The Last Cut is the Deepest for The Skeleton Twins

Skeleton Twins

There’s a truly fantastic scene about half-way through Craig Johnson’s dramedy, The Skeleton Twins, where Bill Hader and Kristen Wiig lip-synch to Starship’s hilariously 80’s anthem, “Nothing’s Gonna Stop Us Now.”  It’s been highlighted ad nauseam in the TV spots for the film, but it’s even more dynamic and infectious on the big screen.  Its almost painfully prolonged unfolding is built upon the rising tension of Wiig’s character being supremely pissed off right now and refusing to play along with her brother’s antics until that moment comes where she just can’t take it anymore and has to join the insanity.  The look on Wiig’s face as she reluctantly (yet deep down so happily) mouths the lyrics, “Let them say we’re crazy…” is a perfect moment for this gifted actress inside a wildly imperfect film.  Hader, likewise, is borderline idiot genius with his mannerisms and body language.  It’s a shame then that writer-director Craig Johnson saddles them with such obvious clichés.

The dysfunctional sister-brother relationship dramedy has long been the bastion of many an indie filmmaker.  Most of these films star Laura Linney (think You Can Count on Me, or probably the ultimate example of this sub-genre, The Savages).  Wiig is an interesting substitute for Linney, as the comedic actress has never been allowed to go dramatic before, but with such a great built-in chemistry with Hader (who is most beloved as SNL’s Stefon, the worst NYC tour guide EVER) the two click whether they’re lip-synching to bad music or revealing devastating secrets to each other.

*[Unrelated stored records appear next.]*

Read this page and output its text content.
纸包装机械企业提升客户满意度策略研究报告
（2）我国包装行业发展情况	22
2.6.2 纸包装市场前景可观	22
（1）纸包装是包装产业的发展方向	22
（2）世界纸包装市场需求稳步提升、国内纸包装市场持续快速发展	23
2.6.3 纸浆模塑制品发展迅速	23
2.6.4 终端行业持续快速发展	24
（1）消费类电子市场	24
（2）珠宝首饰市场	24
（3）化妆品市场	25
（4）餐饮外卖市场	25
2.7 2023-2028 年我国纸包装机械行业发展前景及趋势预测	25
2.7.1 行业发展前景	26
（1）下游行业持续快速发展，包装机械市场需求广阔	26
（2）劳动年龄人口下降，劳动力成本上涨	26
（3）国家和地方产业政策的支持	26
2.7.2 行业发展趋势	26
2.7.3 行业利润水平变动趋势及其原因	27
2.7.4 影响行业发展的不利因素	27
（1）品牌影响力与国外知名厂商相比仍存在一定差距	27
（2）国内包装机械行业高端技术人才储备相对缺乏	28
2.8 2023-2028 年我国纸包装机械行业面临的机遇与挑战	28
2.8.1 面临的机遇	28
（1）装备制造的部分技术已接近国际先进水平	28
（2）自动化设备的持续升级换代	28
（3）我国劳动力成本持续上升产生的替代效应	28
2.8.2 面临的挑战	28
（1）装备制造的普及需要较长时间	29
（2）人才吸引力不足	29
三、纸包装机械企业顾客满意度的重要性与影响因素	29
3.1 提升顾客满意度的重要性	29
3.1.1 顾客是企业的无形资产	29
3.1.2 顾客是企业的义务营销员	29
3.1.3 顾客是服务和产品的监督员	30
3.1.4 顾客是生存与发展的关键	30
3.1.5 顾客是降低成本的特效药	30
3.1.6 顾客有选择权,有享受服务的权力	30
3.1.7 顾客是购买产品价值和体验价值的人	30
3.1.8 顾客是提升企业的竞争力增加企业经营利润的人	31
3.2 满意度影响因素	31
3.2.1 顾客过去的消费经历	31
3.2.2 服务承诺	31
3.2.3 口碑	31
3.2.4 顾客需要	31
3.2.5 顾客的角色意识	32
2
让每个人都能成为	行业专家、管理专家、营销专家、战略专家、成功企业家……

And it’s those dark family secrets that burden the characters and the film.  All the clichés are there.  A romanticized troubled childhood, complete with the death of a beloved parent and estrangement from the flighty other.  Adultery.  Failed suicide attempts.  An unsavory past triste with a teacher that bears all the hallmarks of child abuse.  One sibling running away to be an actor, the other settling for a dull domestic life with a nice-enough but unsatisfying husband played by Luke Wilson.  The film does at least seem to be self-aware as Hader refers to himself as a “gay cliché.”

What’s most surprising, then, despite the clichés, is how effective the dramatic parts become, even if the darkness weighs a bit too much.  Johnson crafts compelling dialogue that sounds real, and Wiig and Hader eviscerate the lines, delivering powerful moments of emotional outbursts that place the viewer as a “fly on the wall” of their tragio-comic lives.  The climactic screaming match between the two is startling in its ruthless efficiency as it slices down to the bone.  Wiig cuts deep into Hader, and you truly feel for this likable though despicable and hopeless pair.  Johnson had an opportunity to go “full dark” and suck the marrow from the characters…but, hey…this is a comedy right?  Maybe?  I dunno.  It ends with another set of clichés, that make you feel falsely happy.

The lasting moments however, are pleasing enough.  You feel like you got to know two real people with scripted problems, and you see the emergence of two previously unsung acting talents.  Kristen Wiig and Bill Hader in dramatic roles?  Indeed…Let them say we’re crazy.  What do they know?